3.- Entende, contudo, o Recorrente, ora Reclamante, que o segundo fundamento - arguição da nulidade perante o tribunal de 1ª instância - está contido na interpretação sindicada quando se afirma “..., e não em todo o prazo de recurso para a impugnação da matéria de facto e no âmbito do próprio recurso” (sublinhado nosso)
4.- Na verdade, se a nulidade decorrente de uma deficiente gravação da prova não poder ser arguida no âmbito do próprio recurso, terá necessariamente de ser arguida perante o tribunal de 1.ª instância, que dela conhecerá.
5.- Assim, se a interpretação das referidas normas, nos termos em que foi feita, for declarada inconstitucional, o segundo fundamento referido também teria de sucumbir, uma vez que, permitindo-se arguir tal nulidade no prazo e no âmbito do próprio recurso, tal implicará necessariamente que a mesma seja invocada e conhecida pelo Tribunal de 2.ª instância, e não perante o Tribunal de 1.ª instância.
6.- Caso seja julgada inconstitucional a interpretação das referidas normas no sentido de que a nulidade decorrente de uma deficiente gravação da prova se mostra sanada, o que obsta ao seu conhecimento, se não for arguida no prazo de 10 dias após a publicação da sentença ou do acórdão, descontando-se porém, o tempo que mediou entre a entrega do suporte técnico pelo sujeito processualmente interessado ao funcionário e a entrega da cópia do suporte técnico ao sujeito processual que a tenha requerido, e não em todo o prazo de recurso para impugnação da matéria de facto e no âmbito do próprio recurso, tal decisão terá implicação direta quanto ao Tribunal competente para conhecer em primeira mão da questão da nulidade arguida.
7.- Só será competente o Tribunal de 1.ª instância para apreciar, em primeira mão, da questão da nulidade da gravação da prova, se for considerada constitucional a interpretação normativa utilizada pelo Acórdão recorrido.
8.- Ao invés, se for declarado inconstitucional o critério normativo utilizado pelo Acórdão recorrido, sempre será esse Tribunal, ou seja, o Tribunal de 2.ª instância ou de recurso, o competente para declarar tal nulidade.

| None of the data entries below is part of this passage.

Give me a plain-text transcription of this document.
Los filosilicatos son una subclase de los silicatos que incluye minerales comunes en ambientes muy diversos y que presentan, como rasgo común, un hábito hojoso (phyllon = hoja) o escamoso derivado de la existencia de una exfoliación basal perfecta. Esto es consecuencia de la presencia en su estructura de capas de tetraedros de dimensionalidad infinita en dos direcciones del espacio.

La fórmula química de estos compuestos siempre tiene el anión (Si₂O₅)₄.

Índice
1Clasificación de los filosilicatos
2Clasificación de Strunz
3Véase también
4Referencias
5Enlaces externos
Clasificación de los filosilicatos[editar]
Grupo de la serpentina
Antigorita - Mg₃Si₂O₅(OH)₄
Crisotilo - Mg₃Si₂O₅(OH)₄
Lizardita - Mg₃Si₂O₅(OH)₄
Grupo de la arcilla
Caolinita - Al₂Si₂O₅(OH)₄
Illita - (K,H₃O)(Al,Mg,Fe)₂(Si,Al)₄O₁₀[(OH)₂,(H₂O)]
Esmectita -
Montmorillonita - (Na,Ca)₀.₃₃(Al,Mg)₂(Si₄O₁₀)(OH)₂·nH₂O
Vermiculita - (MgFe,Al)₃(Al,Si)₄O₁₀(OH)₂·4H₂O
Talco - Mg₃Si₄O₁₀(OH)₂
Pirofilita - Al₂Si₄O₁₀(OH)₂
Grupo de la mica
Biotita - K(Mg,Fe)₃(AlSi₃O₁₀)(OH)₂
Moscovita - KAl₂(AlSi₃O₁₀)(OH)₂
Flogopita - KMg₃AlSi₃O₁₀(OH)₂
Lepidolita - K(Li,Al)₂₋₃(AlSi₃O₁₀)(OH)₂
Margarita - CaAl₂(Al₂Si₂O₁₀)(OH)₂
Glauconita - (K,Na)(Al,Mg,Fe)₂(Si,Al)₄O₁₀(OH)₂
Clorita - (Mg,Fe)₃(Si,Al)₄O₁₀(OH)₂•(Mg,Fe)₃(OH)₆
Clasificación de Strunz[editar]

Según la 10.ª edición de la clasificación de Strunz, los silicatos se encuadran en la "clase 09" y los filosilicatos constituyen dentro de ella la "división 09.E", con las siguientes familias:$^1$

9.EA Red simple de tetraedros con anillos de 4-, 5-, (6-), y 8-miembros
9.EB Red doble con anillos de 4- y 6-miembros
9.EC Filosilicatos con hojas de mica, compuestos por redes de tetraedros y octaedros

9.- Parece, pois, ao Recorrente, ora Reclamante, que a apreciação da constitucionalidade suscitada não é inútil, uma vez que a declaração de inconstitucionalidade da interpretação normativa sindicada terá forçosamente de repercutir-se, de forma efetiva, na decisão proferida pelo Tribunal Recorrido acerca do caso concreto.
10.- Pelo exposto, não se podendo considerar inútil a apreciação do recurso e encontrando-se preenchidos os pressupostos definidos pelo Art.º 70, n.º 1, alínea b) da Lei n.º 28/82, deve ser conhecido do mérito do recurso interposto para esse Venerando Tribunal Constitucional.
Termos em que, com os mais que resultarão do douto suprimento de Vossas Excelências, deve a Decisão Sumária reclamada ser revogada e, em consequência, substituída por outra que conheça do mérito do recurso interposto pelo ora Reclamante, com o que será feita Justiça.”
O Ministério Público pronunciou-se pelo indeferimento da reclamação.
*
Fundamentação
Na decisão sumária reclamada entendeu-se não conhecer do recurso porque o acórdão recorrido utilizava como seu fundamento dois critérios normativos distintos e o Recorrente apenas impugnava a constitucionalidade de um deles, pelo que o recurso carecia de utilidade, uma vez que, mesmo que se concluísse pela inconstitucionalidade do critério impugnado, sempre subsistiria o segundo critério como fundamento da decisão recorrida.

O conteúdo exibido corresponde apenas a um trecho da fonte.